Shanghai authorities say water quality in the main part of a river where thousands of dead pigs have been found since last week has been restored to a level meeting mainland standards and that no diseased pork has been detected in markets.
In a statement released on the municipal government's website yesterday, the authorities said the retrieval of dead pigs from a section of the Huangpu River flowing through the southwestern Songjiang district was "basically" complete. Clean water supplies had been restored in the town of Maogang, where the carcasses were first discovered.
The water quality of the river in Songjiang met standards, according to hourly tests by the district's water affairs bureau.
Meanwhile, food safety regulators across the city had ramped up inspections of pork supplies and had found no sign that diseased pork had entered the city's markets, the statement said.

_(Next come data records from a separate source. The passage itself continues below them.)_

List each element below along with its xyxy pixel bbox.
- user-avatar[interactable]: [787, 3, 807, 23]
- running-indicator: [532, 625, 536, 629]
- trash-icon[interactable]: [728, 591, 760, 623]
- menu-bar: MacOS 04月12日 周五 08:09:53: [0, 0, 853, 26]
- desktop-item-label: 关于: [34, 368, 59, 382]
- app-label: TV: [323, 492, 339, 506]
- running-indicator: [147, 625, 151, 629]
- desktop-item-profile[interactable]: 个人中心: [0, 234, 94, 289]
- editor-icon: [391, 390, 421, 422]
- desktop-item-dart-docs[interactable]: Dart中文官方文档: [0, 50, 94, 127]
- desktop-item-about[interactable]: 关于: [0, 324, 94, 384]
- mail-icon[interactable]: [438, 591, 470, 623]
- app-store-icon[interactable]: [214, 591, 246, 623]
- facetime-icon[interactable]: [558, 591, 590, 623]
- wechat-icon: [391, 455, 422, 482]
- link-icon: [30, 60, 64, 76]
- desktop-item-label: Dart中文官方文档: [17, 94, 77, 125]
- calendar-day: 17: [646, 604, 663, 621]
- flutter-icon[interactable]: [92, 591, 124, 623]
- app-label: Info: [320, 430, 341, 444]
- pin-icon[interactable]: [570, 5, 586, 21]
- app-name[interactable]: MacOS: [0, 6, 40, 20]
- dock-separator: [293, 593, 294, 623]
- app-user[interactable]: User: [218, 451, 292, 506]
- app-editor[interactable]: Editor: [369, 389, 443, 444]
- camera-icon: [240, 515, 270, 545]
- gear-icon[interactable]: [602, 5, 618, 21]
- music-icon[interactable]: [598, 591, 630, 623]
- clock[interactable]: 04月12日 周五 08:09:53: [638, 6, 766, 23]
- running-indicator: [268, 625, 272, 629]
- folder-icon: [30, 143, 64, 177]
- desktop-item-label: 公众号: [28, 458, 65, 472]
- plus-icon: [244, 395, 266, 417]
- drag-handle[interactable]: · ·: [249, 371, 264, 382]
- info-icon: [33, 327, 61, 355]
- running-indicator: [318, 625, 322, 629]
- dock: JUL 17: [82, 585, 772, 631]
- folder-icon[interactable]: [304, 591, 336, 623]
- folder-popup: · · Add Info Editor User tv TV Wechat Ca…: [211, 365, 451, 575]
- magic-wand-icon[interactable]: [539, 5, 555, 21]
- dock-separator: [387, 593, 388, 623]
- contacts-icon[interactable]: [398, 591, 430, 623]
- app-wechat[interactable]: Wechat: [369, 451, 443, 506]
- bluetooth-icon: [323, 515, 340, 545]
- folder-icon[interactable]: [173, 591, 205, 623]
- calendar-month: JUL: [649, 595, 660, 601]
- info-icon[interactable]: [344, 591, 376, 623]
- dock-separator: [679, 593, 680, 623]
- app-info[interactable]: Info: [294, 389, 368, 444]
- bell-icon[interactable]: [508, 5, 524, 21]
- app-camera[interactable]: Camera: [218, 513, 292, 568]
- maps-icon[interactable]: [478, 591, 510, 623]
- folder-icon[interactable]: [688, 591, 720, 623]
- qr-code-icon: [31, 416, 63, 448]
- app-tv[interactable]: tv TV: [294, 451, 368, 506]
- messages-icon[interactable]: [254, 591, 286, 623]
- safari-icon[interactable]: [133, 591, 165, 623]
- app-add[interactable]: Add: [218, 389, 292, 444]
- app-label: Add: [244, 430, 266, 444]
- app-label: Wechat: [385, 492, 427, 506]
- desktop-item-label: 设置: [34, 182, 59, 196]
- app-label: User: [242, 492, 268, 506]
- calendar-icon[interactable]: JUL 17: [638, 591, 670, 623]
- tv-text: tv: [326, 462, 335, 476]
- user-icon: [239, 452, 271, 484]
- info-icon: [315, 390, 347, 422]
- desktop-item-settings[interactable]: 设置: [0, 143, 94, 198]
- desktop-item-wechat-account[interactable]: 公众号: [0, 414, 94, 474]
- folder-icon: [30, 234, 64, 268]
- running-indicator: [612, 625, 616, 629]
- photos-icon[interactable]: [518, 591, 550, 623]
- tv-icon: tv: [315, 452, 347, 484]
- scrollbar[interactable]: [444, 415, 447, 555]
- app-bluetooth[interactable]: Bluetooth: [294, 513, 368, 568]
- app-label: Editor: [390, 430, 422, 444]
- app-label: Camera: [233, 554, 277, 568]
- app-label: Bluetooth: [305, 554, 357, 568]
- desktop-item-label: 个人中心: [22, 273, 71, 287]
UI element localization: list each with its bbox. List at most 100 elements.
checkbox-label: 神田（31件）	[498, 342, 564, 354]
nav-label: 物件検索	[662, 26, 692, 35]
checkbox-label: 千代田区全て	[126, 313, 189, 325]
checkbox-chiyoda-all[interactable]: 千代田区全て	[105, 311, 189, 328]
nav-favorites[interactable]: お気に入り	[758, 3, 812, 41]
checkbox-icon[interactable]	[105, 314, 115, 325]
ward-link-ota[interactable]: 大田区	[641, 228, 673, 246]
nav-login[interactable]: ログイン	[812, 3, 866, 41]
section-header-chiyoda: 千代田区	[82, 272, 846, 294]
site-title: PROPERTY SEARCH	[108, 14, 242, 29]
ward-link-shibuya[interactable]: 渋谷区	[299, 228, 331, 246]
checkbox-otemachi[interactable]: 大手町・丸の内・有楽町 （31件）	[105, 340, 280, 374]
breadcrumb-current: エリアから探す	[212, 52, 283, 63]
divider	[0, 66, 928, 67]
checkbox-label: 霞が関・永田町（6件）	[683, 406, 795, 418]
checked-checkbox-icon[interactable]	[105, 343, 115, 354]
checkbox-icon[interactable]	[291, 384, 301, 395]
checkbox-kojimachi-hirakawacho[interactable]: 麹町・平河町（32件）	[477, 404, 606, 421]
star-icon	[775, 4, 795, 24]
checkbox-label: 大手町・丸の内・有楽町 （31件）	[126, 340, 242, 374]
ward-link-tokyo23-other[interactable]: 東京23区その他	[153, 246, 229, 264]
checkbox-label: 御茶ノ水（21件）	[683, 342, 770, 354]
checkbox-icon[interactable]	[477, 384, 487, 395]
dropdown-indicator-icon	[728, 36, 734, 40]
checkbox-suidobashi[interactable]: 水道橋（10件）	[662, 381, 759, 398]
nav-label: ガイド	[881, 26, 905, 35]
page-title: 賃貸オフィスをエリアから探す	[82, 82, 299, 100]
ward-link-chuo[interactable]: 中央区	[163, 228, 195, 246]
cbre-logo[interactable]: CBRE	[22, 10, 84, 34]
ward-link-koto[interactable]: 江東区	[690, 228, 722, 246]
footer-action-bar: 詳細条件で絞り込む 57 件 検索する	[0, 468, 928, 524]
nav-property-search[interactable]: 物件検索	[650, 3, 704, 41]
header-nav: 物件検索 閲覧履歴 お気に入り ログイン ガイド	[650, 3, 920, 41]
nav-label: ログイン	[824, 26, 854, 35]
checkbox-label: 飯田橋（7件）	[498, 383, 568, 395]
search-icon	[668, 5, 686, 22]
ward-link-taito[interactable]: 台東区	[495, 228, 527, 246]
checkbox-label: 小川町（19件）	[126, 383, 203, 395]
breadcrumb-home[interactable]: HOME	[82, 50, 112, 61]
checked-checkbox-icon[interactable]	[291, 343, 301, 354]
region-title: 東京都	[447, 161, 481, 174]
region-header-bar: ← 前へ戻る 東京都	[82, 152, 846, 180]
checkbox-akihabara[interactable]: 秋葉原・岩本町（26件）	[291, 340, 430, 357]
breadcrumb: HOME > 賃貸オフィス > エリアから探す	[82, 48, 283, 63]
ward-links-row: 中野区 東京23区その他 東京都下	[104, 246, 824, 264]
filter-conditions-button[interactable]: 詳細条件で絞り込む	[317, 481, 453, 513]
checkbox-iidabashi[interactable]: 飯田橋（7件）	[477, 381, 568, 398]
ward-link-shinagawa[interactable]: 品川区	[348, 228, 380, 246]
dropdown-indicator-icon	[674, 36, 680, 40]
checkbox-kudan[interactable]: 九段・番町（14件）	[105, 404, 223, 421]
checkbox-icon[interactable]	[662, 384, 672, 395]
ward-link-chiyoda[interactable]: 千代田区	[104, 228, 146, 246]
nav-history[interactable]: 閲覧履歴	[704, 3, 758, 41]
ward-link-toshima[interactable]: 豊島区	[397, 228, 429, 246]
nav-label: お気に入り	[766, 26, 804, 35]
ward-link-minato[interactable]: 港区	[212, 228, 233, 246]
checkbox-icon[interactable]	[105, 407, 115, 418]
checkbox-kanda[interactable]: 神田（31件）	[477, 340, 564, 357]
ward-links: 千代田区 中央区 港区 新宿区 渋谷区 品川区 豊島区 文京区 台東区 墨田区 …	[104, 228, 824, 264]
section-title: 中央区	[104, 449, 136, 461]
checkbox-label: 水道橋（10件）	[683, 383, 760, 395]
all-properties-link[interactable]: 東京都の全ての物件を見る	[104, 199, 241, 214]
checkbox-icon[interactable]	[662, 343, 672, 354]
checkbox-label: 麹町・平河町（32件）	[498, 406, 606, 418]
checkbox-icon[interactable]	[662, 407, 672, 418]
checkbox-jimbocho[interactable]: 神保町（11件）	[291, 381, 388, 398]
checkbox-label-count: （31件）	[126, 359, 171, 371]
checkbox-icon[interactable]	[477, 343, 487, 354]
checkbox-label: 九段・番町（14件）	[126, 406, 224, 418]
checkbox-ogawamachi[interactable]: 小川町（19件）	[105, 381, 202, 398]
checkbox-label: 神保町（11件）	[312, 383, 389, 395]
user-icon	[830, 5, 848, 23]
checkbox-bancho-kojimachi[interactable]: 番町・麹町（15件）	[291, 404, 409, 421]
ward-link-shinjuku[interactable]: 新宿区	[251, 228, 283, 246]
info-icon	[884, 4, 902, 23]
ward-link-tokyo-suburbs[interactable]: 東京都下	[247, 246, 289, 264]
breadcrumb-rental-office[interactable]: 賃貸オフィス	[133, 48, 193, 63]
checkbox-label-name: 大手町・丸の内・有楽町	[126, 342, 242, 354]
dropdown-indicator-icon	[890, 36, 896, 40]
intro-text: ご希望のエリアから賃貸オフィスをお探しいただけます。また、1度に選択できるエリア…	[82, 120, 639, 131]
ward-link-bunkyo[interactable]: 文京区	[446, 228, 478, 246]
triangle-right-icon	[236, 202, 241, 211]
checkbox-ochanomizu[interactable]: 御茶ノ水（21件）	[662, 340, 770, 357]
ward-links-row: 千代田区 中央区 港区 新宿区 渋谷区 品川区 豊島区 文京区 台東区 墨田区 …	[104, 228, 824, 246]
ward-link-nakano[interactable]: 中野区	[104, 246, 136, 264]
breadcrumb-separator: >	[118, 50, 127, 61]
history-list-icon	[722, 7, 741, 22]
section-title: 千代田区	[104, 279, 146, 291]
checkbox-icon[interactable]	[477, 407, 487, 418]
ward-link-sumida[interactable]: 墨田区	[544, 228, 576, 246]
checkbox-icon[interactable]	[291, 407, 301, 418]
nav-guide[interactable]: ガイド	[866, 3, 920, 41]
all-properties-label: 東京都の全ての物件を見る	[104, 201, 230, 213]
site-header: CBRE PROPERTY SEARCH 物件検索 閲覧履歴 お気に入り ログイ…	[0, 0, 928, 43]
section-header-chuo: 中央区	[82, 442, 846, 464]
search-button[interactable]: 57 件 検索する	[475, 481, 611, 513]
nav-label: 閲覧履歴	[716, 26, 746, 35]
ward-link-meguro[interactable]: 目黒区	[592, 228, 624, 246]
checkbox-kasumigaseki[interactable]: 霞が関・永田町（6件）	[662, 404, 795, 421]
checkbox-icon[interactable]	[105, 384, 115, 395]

Songjiang's district government said it had adopted a series of measures to tackle the crisis, which had seen more than 5,900 dead pigs pulled out of the Huangpu River by yesterday afternoon, including workers adding no less than 20 parts per million of activated carbon into the affected water, and adding extra chlorine. Workers from the local tap water plant had been testing water within a kilometre upstream and downstream of the water intake point.
Local officials said tap water was safe mainly because there was a lot of water in the affected section of the river, the water intake point was far from where most of the dead pigs were found and a high percentage of the carcasses were intact.
However, some locals said they were still worried. Dora Wang, a marketing manager who lives in Jiuting town in the district, said she was concerned about the quality of her tap water.
"The government's statement has been some consolation, but I am still concerned," she said, adding that the dead pigs had reminded her of another water crisis in the district two months ago, when a factory had dumped chemical waste in a river. Many residents had to be evacuated then and tap water supplies were halted temporarily.
"I am thinking about whether I and my family should only drink bottled water and should I install water-purifying equipment [in my house]."
Yang Jing, a member of the medical staff at a hospital in Songjiang, said she was "numb" towards the authorities' efforts to ensure water and food safety.
"I don't think officials regard these problems seriously [...] nothing safe here," she said.
The propaganda chief of the neighbouring city of Jiaxing, in Zhejiang , denied claims by Shanghai that it was the source of most of the dead pigs.
"[The origin of the carcasses] is not 100 per cent sure and investigations are ongoing," Wang Dengfeng told a press conference, xinmin.cn  reported.
Shanghai's animal disease control department has found porcine circovirus, a common pig disease that is not known to be infectious to humans, in a sample taken from the carcasses.
Professor Zhu Guoqiang , a veterinarian at Yangzhou University in Jiangsu , suspected an epidemic. He said there was almost no possibility that the pigs had been killed by cold weather, as claimed by Zhejiang's agriculture department.